Chambre 13 (1940) d'André Hugon
Avec Jules Berry (Totor) , Josseline Gaël (Geneviève d'Antibes), Robert Le Vigan (Fenouil), Milly Mathis (la baronne), Rivers Cadet (le régisseur), Simone Barillier (la jeune première), Francined (Douillard), Juliette Petit (le chanteuse des rues), Paul Bouton (Michou), Vallée Valdy (le baron), Lucien Callamand (l'auteur), Georges Grey (Jean), Gaby Fontaine (la script), René Novan (le patron de l'hôtel), Jean Daurand (le chasseur), Cidalle (le portier), Jacques Daroy (le commanditaire)
Le film est tourné dans les studios Pagnol à Marseille en août 1940 juste après la débâcle. Ce film précède L'An 40 réalisé par Fernand Rivers dans les mêmes studios en octobre. Selon Maurice Bessy et Raymond Chirat, Chambre 13 peut être considéré comme le premier film tourné sous l'occupation en zone libre, le tournage de La Fille du puisatier ayant été interrompu. Au générique, le couple Jules Berry et Josseline Gaël. Une production Les Films Hugon. Scénario d'André Hugon et de Lucien Jaquelux. Décors de Pierre Lebasque. Musique de Vincent Scotto. Chef-opérateur : Willy Faktorovitch.

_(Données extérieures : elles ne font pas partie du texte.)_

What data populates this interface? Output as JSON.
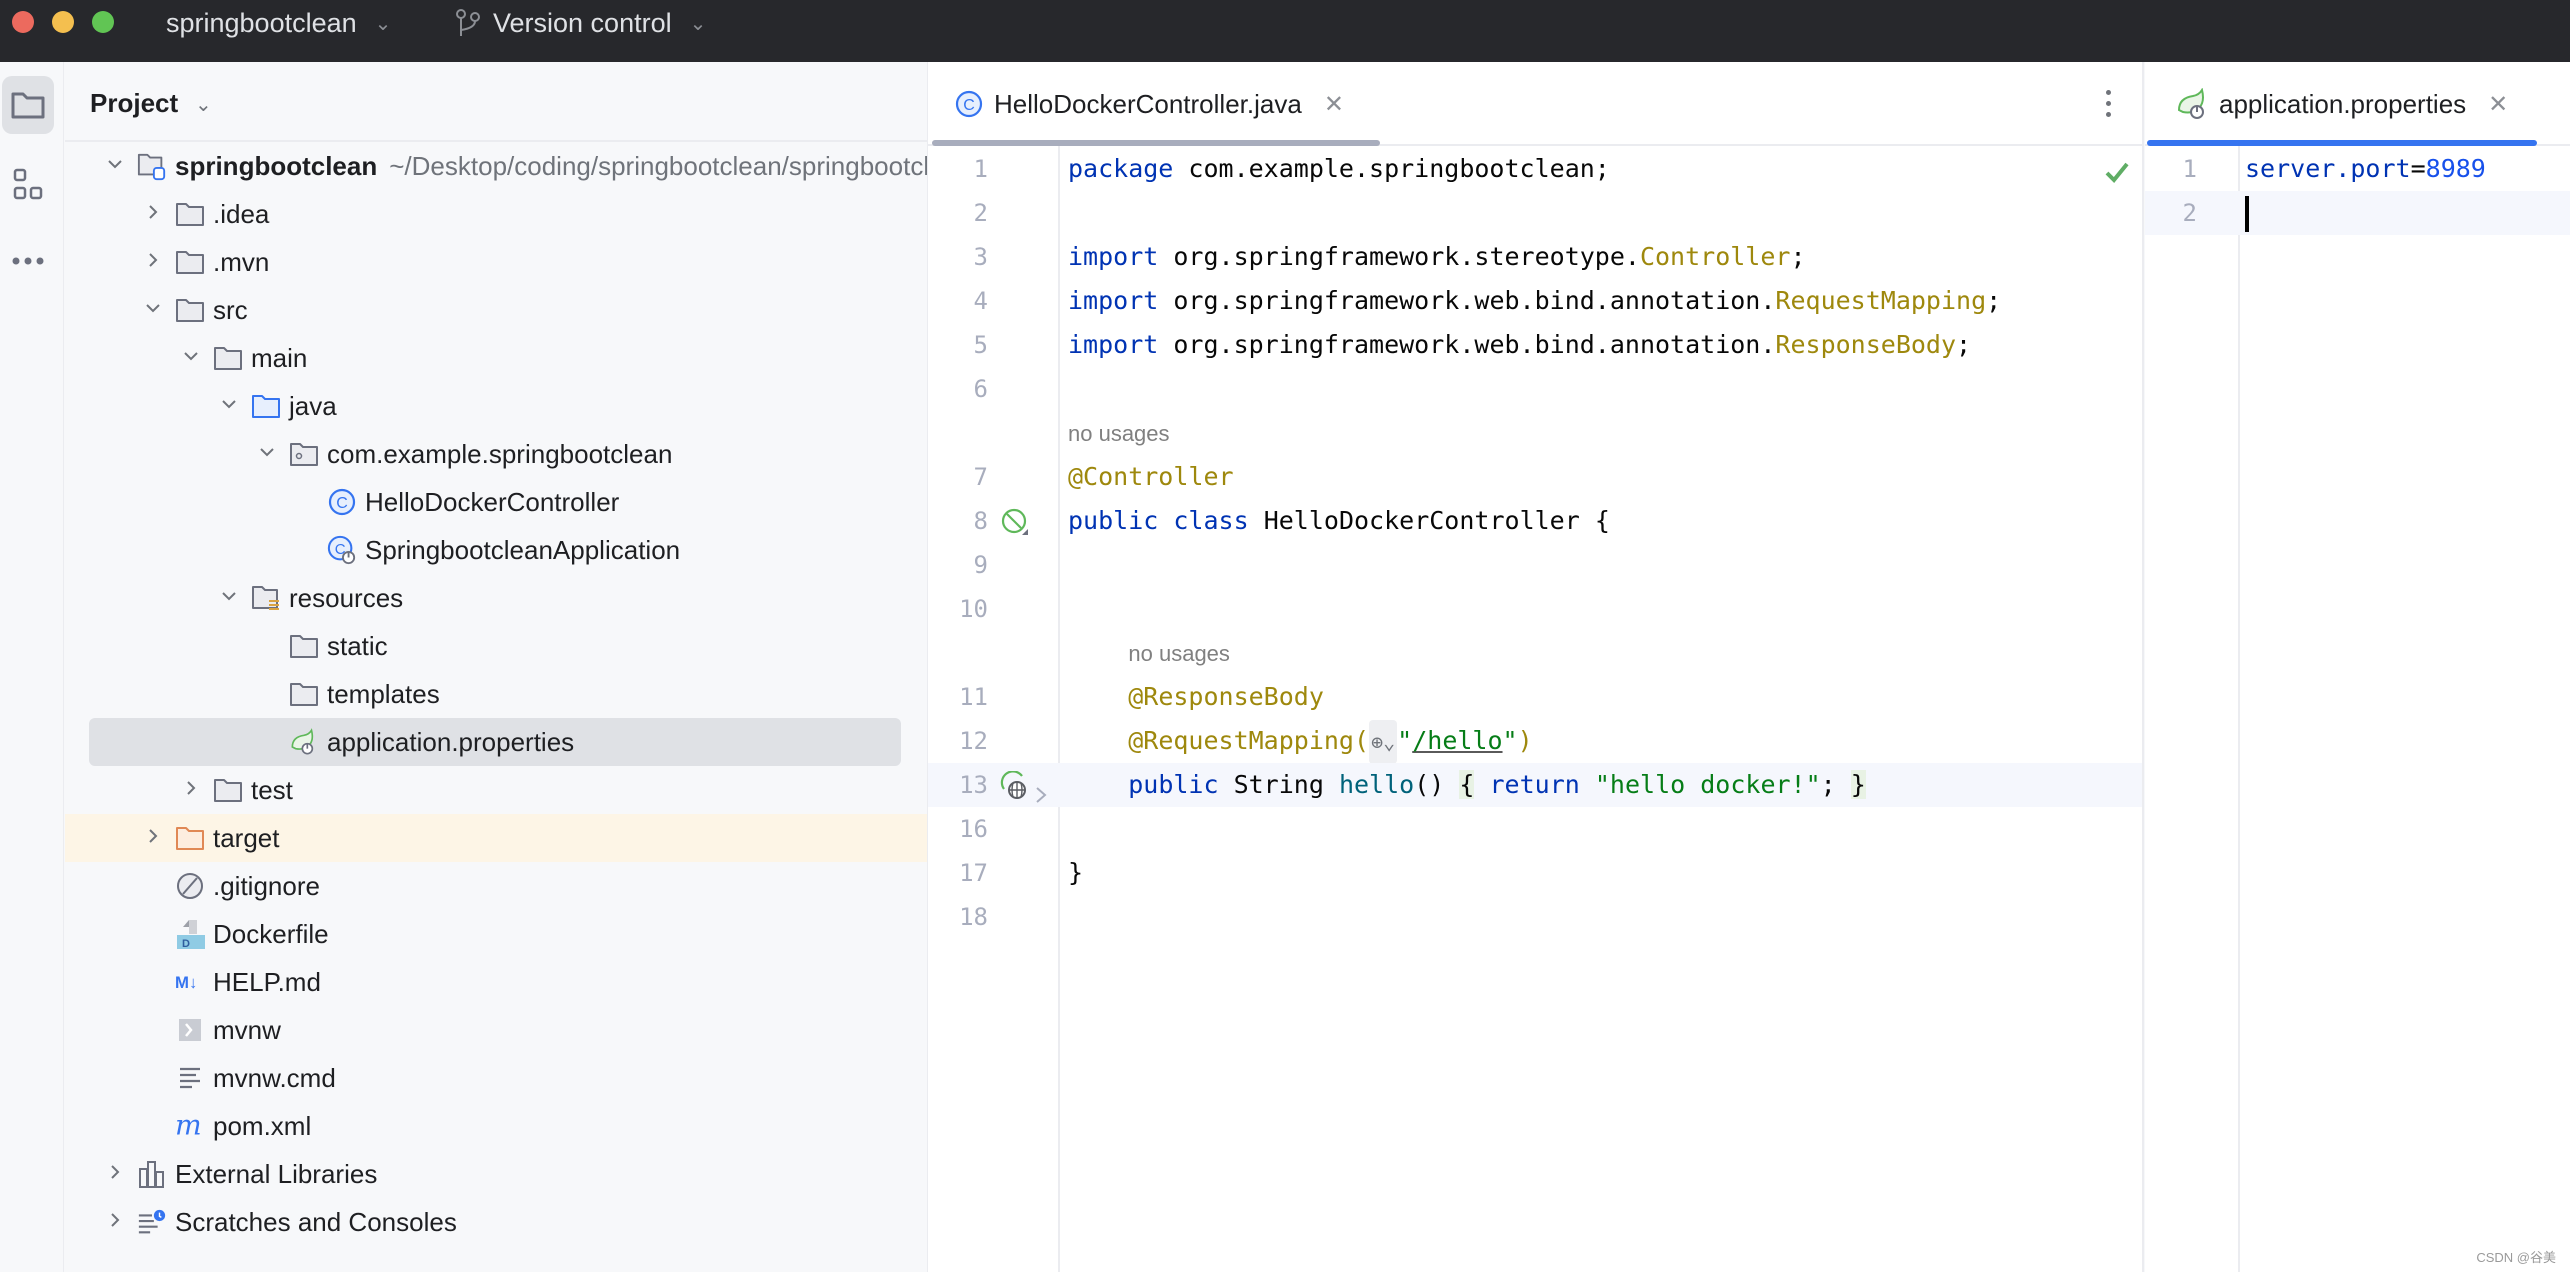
{
  "titlebar": {
    "project_name": "springbootclean",
    "vcs_label": "Version control"
  },
  "toolstrip": {
    "items": [
      {
        "icon": "folder-icon",
        "label": "Project",
        "active": true
      },
      {
        "icon": "structure-icon",
        "label": "Structure",
        "active": false
      },
      {
        "icon": "more-icon",
        "label": "More",
        "active": false
      }
    ]
  },
  "project_panel": {
    "title": "Project",
    "tree": [
      {
        "label": "springbootclean",
        "path": "~/Desktop/coding/springbootclean/springbootclean",
        "icon": "module-folder-icon",
        "level": 0,
        "expanded": true,
        "bold": true
      },
      {
        "label": ".idea",
        "icon": "folder-icon",
        "level": 1,
        "expanded": false
      },
      {
        "label": ".mvn",
        "icon": "folder-icon",
        "level": 1,
        "expanded": false
      },
      {
        "label": "src",
        "icon": "folder-icon",
        "level": 1,
        "expanded": true
      },
      {
        "label": "main",
        "icon": "folder-icon",
        "level": 2,
        "expanded": true
      },
      {
        "label": "java",
        "icon": "source-folder-icon",
        "level": 3,
        "expanded": true
      },
      {
        "label": "com.example.springbootclean",
        "icon": "package-icon",
        "level": 4,
        "expanded": true
      },
      {
        "label": "HelloDockerController",
        "icon": "java-class-icon",
        "level": 5
      },
      {
        "label": "SpringbootcleanApplication",
        "icon": "spring-boot-class-icon",
        "level": 5
      },
      {
        "label": "resources",
        "icon": "resources-folder-icon",
        "level": 3,
        "expanded": true
      },
      {
        "label": "static",
        "icon": "folder-icon",
        "level": 4
      },
      {
        "label": "templates",
        "icon": "folder-icon",
        "level": 4
      },
      {
        "label": "application.properties",
        "icon": "spring-properties-icon",
        "level": 4,
        "selected": true
      },
      {
        "label": "test",
        "icon": "folder-icon",
        "level": 2,
        "expanded": false
      },
      {
        "label": "target",
        "icon": "excluded-folder-icon",
        "level": 1,
        "expanded": false,
        "excluded": true
      },
      {
        "label": ".gitignore",
        "icon": "ignore-file-icon",
        "level": 1
      },
      {
        "label": "Dockerfile",
        "icon": "docker-file-icon",
        "level": 1
      },
      {
        "label": "HELP.md",
        "icon": "markdown-icon",
        "level": 1
      },
      {
        "label": "mvnw",
        "icon": "shell-script-icon",
        "level": 1
      },
      {
        "label": "mvnw.cmd",
        "icon": "text-file-icon",
        "level": 1
      },
      {
        "label": "pom.xml",
        "icon": "maven-icon",
        "level": 1
      },
      {
        "label": "External Libraries",
        "icon": "libraries-icon",
        "level": 0,
        "expanded": false
      },
      {
        "label": "Scratches and Consoles",
        "icon": "scratches-icon",
        "level": 0,
        "expanded": false
      }
    ]
  },
  "editor_main": {
    "tab": {
      "label": "HelloDockerController.java",
      "icon": "java-class-icon"
    },
    "inspection_status": "no-problems",
    "hint_no_usages": "no usages",
    "lines": [
      {
        "num": "1",
        "tokens": [
          [
            "kw",
            "package"
          ],
          [
            "",
            " com.example.springbootclean;"
          ]
        ]
      },
      {
        "num": "2",
        "tokens": []
      },
      {
        "num": "3",
        "tokens": [
          [
            "kw",
            "import"
          ],
          [
            "",
            " org.springframework.stereotype."
          ],
          [
            "ann",
            "Controller"
          ],
          [
            "",
            ";"
          ]
        ]
      },
      {
        "num": "4",
        "tokens": [
          [
            "kw",
            "import"
          ],
          [
            "",
            " org.springframework.web.bind.annotation."
          ],
          [
            "ann",
            "RequestMapping"
          ],
          [
            "",
            ";"
          ]
        ]
      },
      {
        "num": "5",
        "tokens": [
          [
            "kw",
            "import"
          ],
          [
            "",
            " org.springframework.web.bind.annotation."
          ],
          [
            "ann",
            "ResponseBody"
          ],
          [
            "",
            ";"
          ]
        ]
      },
      {
        "num": "6",
        "tokens": []
      },
      {
        "hint": "no usages",
        "indent": 0
      },
      {
        "num": "7",
        "tokens": [
          [
            "ann",
            "@Controller"
          ]
        ]
      },
      {
        "num": "8",
        "tokens": [
          [
            "kw",
            "public"
          ],
          [
            "",
            " "
          ],
          [
            "kw",
            "class"
          ],
          [
            "",
            " HelloDockerController {"
          ]
        ],
        "gutter_icon": "spring-bean-icon"
      },
      {
        "num": "9",
        "tokens": []
      },
      {
        "num": "10",
        "tokens": []
      },
      {
        "hint": "no usages",
        "indent": 4
      },
      {
        "num": "11",
        "tokens": [
          [
            "",
            "    "
          ],
          [
            "ann",
            "@ResponseBody"
          ]
        ]
      },
      {
        "num": "12",
        "tokens": [
          [
            "",
            "    "
          ],
          [
            "ann",
            "@RequestMapping"
          ],
          [
            "ann",
            "("
          ],
          [
            "inlay",
            "⊕⌄"
          ],
          [
            "str",
            "\""
          ],
          [
            "url",
            "/hello"
          ],
          [
            "str",
            "\""
          ],
          [
            "ann",
            ")"
          ]
        ]
      },
      {
        "num": "13",
        "tokens": [
          [
            "",
            "    "
          ],
          [
            "kw",
            "public"
          ],
          [
            "",
            " String "
          ],
          [
            "fn",
            "hello"
          ],
          [
            "",
            "() "
          ],
          [
            "brace",
            "{"
          ],
          [
            "",
            " "
          ],
          [
            "kw",
            "return"
          ],
          [
            "",
            " "
          ],
          [
            "str",
            "\"hello docker!\""
          ],
          [
            "",
            ";"
          ],
          [
            "",
            " "
          ],
          [
            "brace",
            "}"
          ]
        ],
        "gutter_icon": "web-endpoint-icon",
        "current": true,
        "folded": true
      },
      {
        "num": "16",
        "tokens": []
      },
      {
        "num": "17",
        "tokens": [
          [
            "",
            "}"
          ]
        ]
      },
      {
        "num": "18",
        "tokens": []
      }
    ]
  },
  "editor_right": {
    "tab": {
      "label": "application.properties",
      "icon": "spring-properties-icon"
    },
    "lines": [
      {
        "num": "1",
        "key": "server.port",
        "eq": "=",
        "value": "8989"
      },
      {
        "num": "2",
        "key": "",
        "eq": "",
        "value": "",
        "caret": true
      }
    ]
  },
  "colors": {
    "titlebar_bg": "#27282c",
    "accent": "#3574f0",
    "keyword": "#0033b3",
    "annotation": "#9e880d",
    "string": "#067d17",
    "selected_row": "#dfe1e5",
    "excluded_row": "#fdf5e6"
  },
  "watermark": "CSDN @谷美"
}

André Hugon est un méditerranéen dans l'âme. Durant les années trente il ne cesse de parcourir la Provence et s'attache à privilégier dans ses films les décors naturels (on songe aux superbes prises de vues dans Maurin des Maures (1931) Gaspar de Besse (1934) et dans Romarin (1936) tourné à Saint -Jean-Cap-Ferrat. André Hugon s'est lié d'une grande amitié avec Marcel Pagnol. En 1940 celui-ci met ses studios à sa disposition pour Chambre 13 dont l'action se déroule à Marseille. Trois ans auparavant André Hugon avait connu un grand succès avec le remake d'un film de 1923 de Louis Mercanton et René Hervil, Sarati le terrible, tourné en Afrique du Nord, film dans lequel Harry Baur était tout à fait remarquable avec à ses côtés Dalio et Jacqueline Laurent.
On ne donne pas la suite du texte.